THE SITUATION
Snowflake spend had grown 110% in 13 months. Spend had outpaced the value it was generating, and without a structured approach to consumption management, the trajectory was only going in one direction.
The consumption profile was heavily skewed toward compute. Storage made up the remainder. Neither was governed with the discipline the scale demanded, and there was no mechanism in place to change that.
THE SOLUTION
GrowthArc was brought in to close the gap between what the platform cost and what it delivered. The engagement was structured around a clear principle: consumption should be proportional to business value. Where it was not, it needed to be corrected.
Phase 1 focused on two areas where savings were quantifiable and achievable without organizational disruption: storage optimization and warehouse sizing. Sequencing mattered here. Quick, validated wins in production built the confidence needed to take on the more structurally complex compute challenges in subsequent phases.
WHAT WE BUILT
GrowthArc deployed its Cost & Performance Optimizer accelerator to identify unused data objects and surface high-churn tables accumulating retention overhead that served no active business purpose. Critically, the tool generated the data justification required for business sign-off before any action was taken, keeping accountability with the right stakeholders.
On the compute side, a Hybrid Recommendation Engine combining rule-based logic and AI analyzed utilization patterns across warehouses and translated them into specific sizing actions with estimated savings attached. Idle warehouse activity was mapped and used to enforce smarter auto-suspend policies, ensuring credits stopped the moment workloads completed.
THE OUTCOME
The engagement identified substantial annualized savings potential across storage and compute. Inactive storage emerged as the single largest opportunity, representing 20% to 27% of total storage spend, recoverable through structured lifecycle management alone.

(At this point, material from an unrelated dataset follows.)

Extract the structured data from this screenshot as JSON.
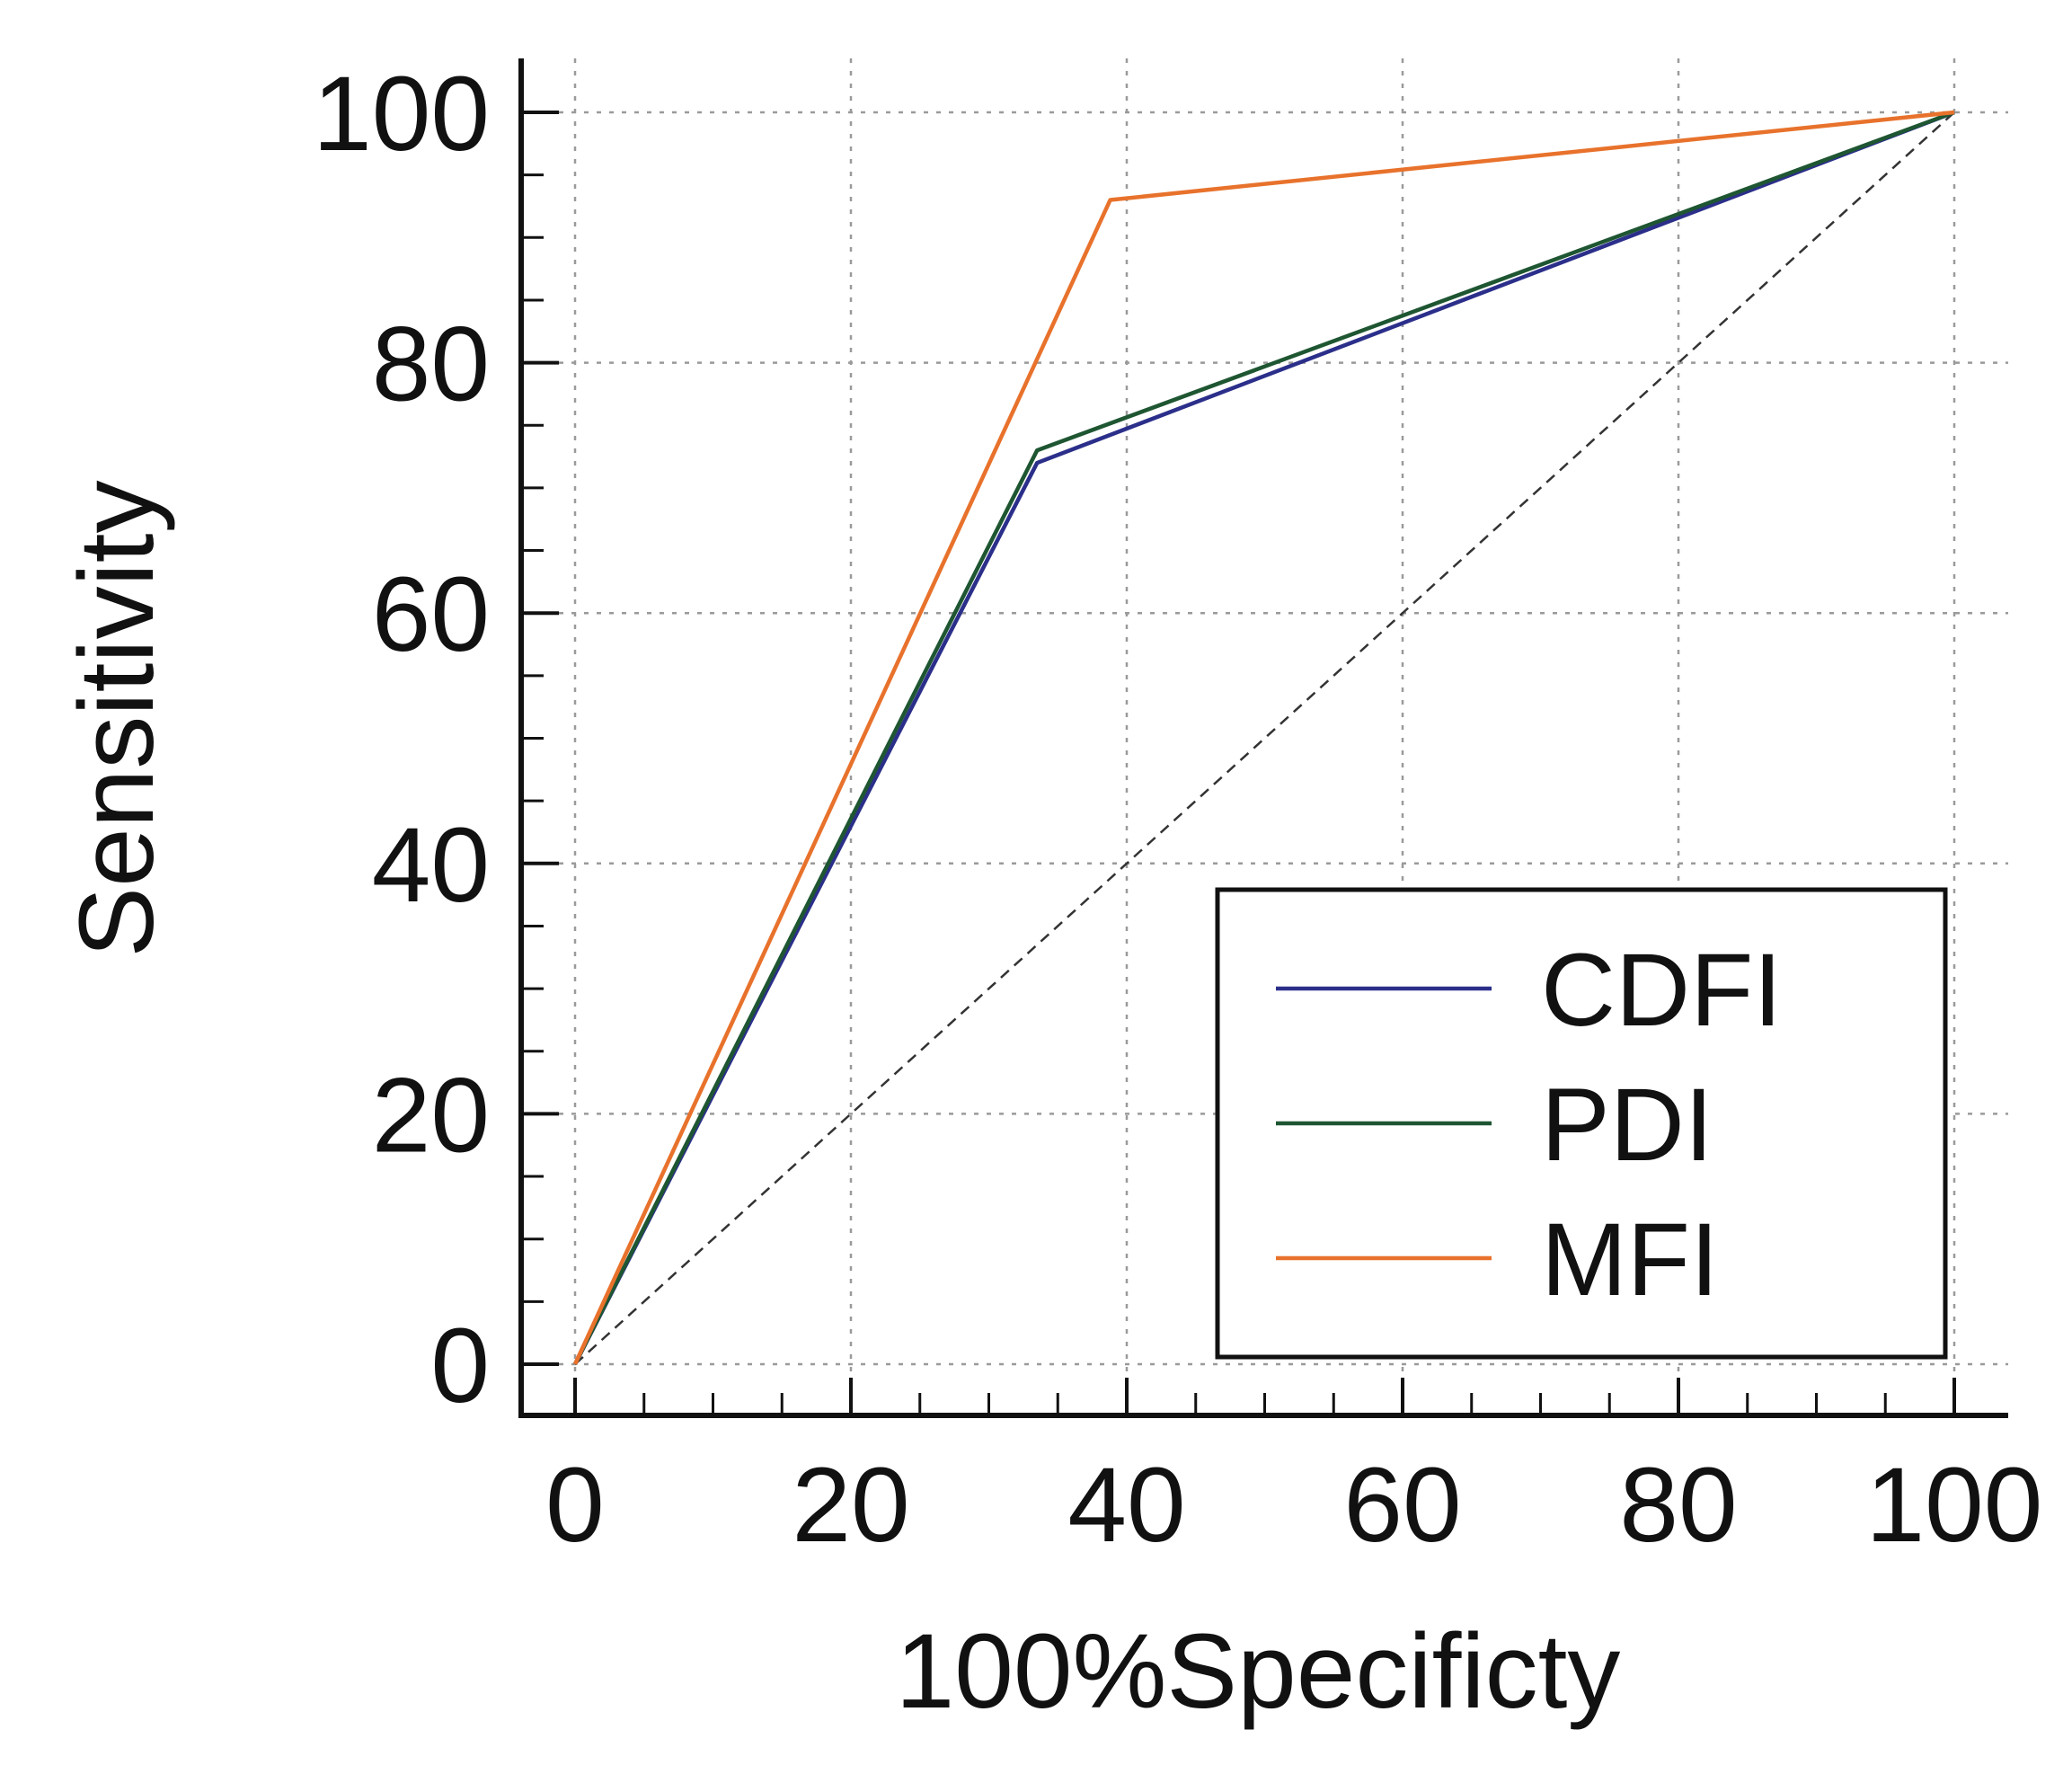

Beyond cost recovery, the client now operates with a repeatable FinOps discipline. Storage decisions are governed by data. Warehouse sizing reflects workload reality rather than historical defaults. That shift in operating model is what makes the savings sustainable.
110%
Spend Growth Addressed
Monthly costs had doubled in 13 months. The engagement was designed to reverse that trajectory without compromising platform capability.
27%
Storage Spend Recovery
Inactive storage was the largest single savings lever, quantified and made actionable through structured lifecycle analysis.
9 Weeks
Phase 1 Delivered
Storage optimizations validated in production by week four. Warehouse re-sizing completed and validated by week nine.
FUTURE OUTLOOK
Phase 1 establishes the governance foundation. The next phase moves into workload profiling, query optimization, and the broader infrastructure of consumption control: budgets, tagging, and alerting. These address the compute-heavy profile at a structural level rather than at the surface.
With that foundation in place, the client is positioned to scale Snowflake adoption deliberately, with consumption growth tied to business outcomes rather than platform defaults.